PESHAWAR, Aug 5: The NWFP government missed the Rs4.05 billion provincial own receipts (PORs) target for the financial year 2002-03 with a big margin, undermining its commitments with the international donor agencies viz-a-viz improving revenue generation capacity.
In line with its commitments with the World Bank and other international financial institutions, the province was required to record improvement in its internal resource base by increasing receipts under various heads of PORs and expanding the scope of user charges during the financial year 2002-03.
The NWFP government recorded a total collection of about Rs3.5 billion — missing the Rs4.05 billion target by a margin of over Rs500 million, said a senior government functionary.

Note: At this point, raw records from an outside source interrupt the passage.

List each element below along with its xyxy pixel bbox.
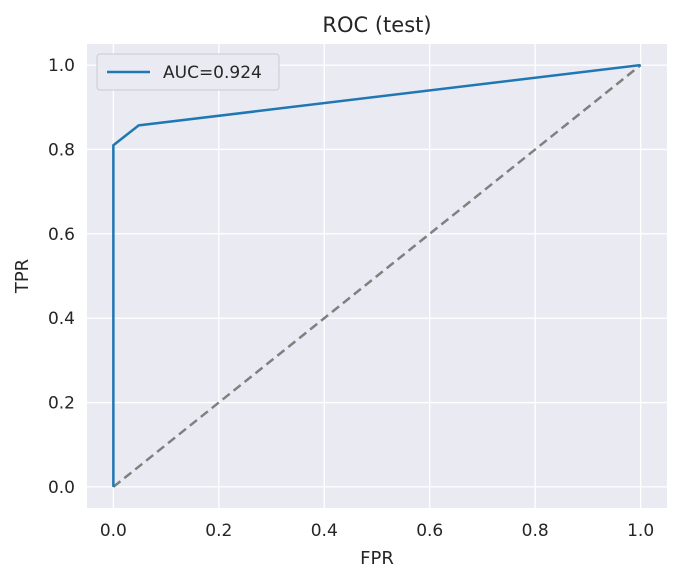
y-tick-label: 1.0: [48, 56, 75, 76]
y-axis-label: TPR: [12, 259, 33, 294]
x-tick-label: 1.0: [627, 521, 654, 541]
x-tick-labels: 0.0 0.2 0.4 0.6 0.8 1.0: [100, 521, 654, 541]
series-layer: [112, 63, 642, 488]
y-tick-label: 0.4: [48, 309, 75, 329]
y-tick-label: 0.0: [48, 478, 75, 498]
legend: AUC=0.924: [96, 53, 280, 91]
chance-diagonal-line: [112, 64, 642, 488]
roc-curve-line: [112, 63, 641, 487]
y-tick-label: 0.6: [48, 225, 75, 245]
legend-box: [96, 53, 280, 91]
y-tick-labels: 0.0 0.2 0.4 0.6 0.8 1.0: [48, 56, 75, 498]
x-axis-label: FPR: [360, 548, 394, 569]
x-tick-label: 0.8: [522, 521, 549, 541]
y-tick-label: 0.2: [48, 394, 75, 414]
x-tick-label: 0.6: [416, 521, 443, 541]
y-tick-label: 0.8: [48, 140, 75, 160]
chart-title: ROC (test): [322, 13, 431, 37]
x-tick-label: 0.0: [100, 521, 127, 541]
x-tick-label: 0.2: [205, 521, 232, 541]
x-tick-label: 0.4: [311, 521, 338, 541]
grid-lines: [87, 44, 667, 508]
legend-label: AUC=0.924: [163, 63, 262, 83]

The PORs target for the financial year 2002-03 had been fixed at Rs4.077 billion which was later brought down to Rs4.05 billion under the revised budgetary estimates.

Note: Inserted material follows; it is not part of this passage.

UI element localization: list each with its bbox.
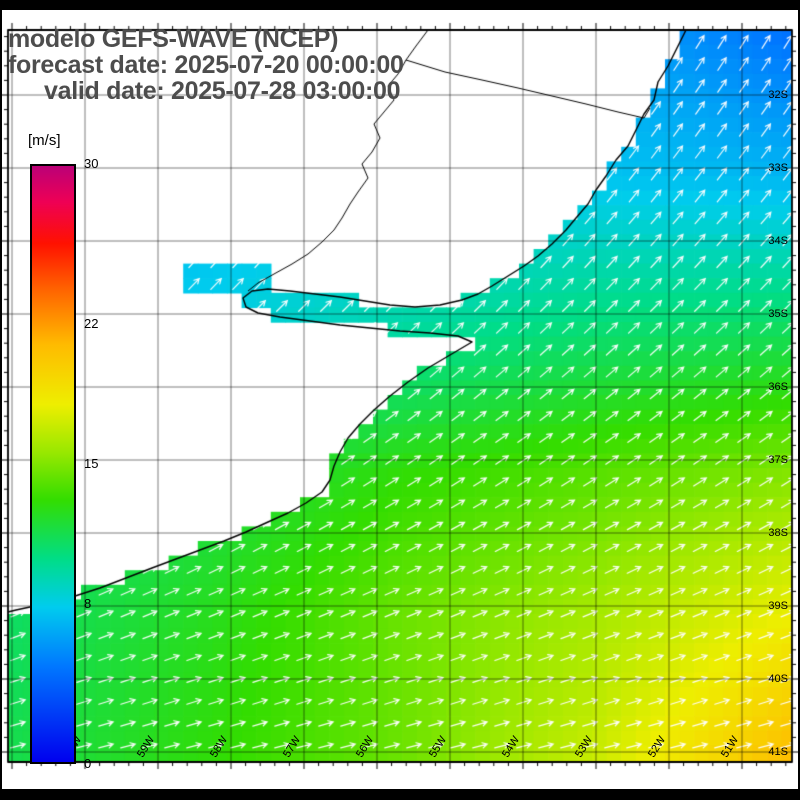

None of the successive provincial governments — during the last ten years — managed to meet the annual PORs targets of their respective tenures owing to incapacity and inefficiency on the part of the tax collection machinery as well as high recovery targets, said one of the officials.
A senior finance manager of the province said the province would have missed the PORs target with a margin greater than the existing level of slightly over Rs500 million if Wapda had not released more than the amount it was supposed to release to the province on account of electricity duty — a provincial levy collected from electricity consumers by Wapda on behalf of the provinces.

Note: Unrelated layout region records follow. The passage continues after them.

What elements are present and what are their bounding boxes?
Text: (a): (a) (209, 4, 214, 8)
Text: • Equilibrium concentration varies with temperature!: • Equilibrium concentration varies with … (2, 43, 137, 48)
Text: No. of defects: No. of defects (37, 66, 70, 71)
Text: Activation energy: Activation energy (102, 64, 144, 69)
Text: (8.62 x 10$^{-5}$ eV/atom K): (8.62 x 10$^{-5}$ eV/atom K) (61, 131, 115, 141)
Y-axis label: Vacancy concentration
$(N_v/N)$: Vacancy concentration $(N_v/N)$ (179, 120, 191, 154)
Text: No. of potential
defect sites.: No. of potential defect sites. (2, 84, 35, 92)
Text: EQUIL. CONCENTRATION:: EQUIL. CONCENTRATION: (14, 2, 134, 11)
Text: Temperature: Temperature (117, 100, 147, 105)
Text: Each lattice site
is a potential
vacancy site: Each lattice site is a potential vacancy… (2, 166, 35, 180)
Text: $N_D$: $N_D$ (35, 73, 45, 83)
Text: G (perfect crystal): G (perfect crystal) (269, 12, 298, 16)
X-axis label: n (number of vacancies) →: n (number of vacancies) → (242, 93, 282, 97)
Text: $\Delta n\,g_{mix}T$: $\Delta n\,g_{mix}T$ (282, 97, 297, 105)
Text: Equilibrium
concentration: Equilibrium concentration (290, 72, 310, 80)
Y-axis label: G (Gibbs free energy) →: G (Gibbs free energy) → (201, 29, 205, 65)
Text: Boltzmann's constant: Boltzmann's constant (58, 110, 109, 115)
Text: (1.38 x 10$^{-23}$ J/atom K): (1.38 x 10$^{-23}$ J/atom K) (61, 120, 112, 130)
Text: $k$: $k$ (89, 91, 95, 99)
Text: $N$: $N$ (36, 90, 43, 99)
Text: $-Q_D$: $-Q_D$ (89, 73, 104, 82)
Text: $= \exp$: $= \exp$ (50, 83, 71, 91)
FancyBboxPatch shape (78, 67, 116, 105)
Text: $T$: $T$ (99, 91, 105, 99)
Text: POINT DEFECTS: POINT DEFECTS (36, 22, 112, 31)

In its revenue receipt estimates, the NWFP government had anticipated to raise Rs200 million under the head of electricity duty. In actual, the province received Rs300 million under the same head, as per its revised revenue receipt estimates reflected in the new financial year’s budget documents.
The province, said a CBR NWFP official, kept on putting a poor show by recording not up-to-the-mark revenue under the important heads of abiana, land tax and agriculture income tax, land revenue and a couple of other heads of PORs.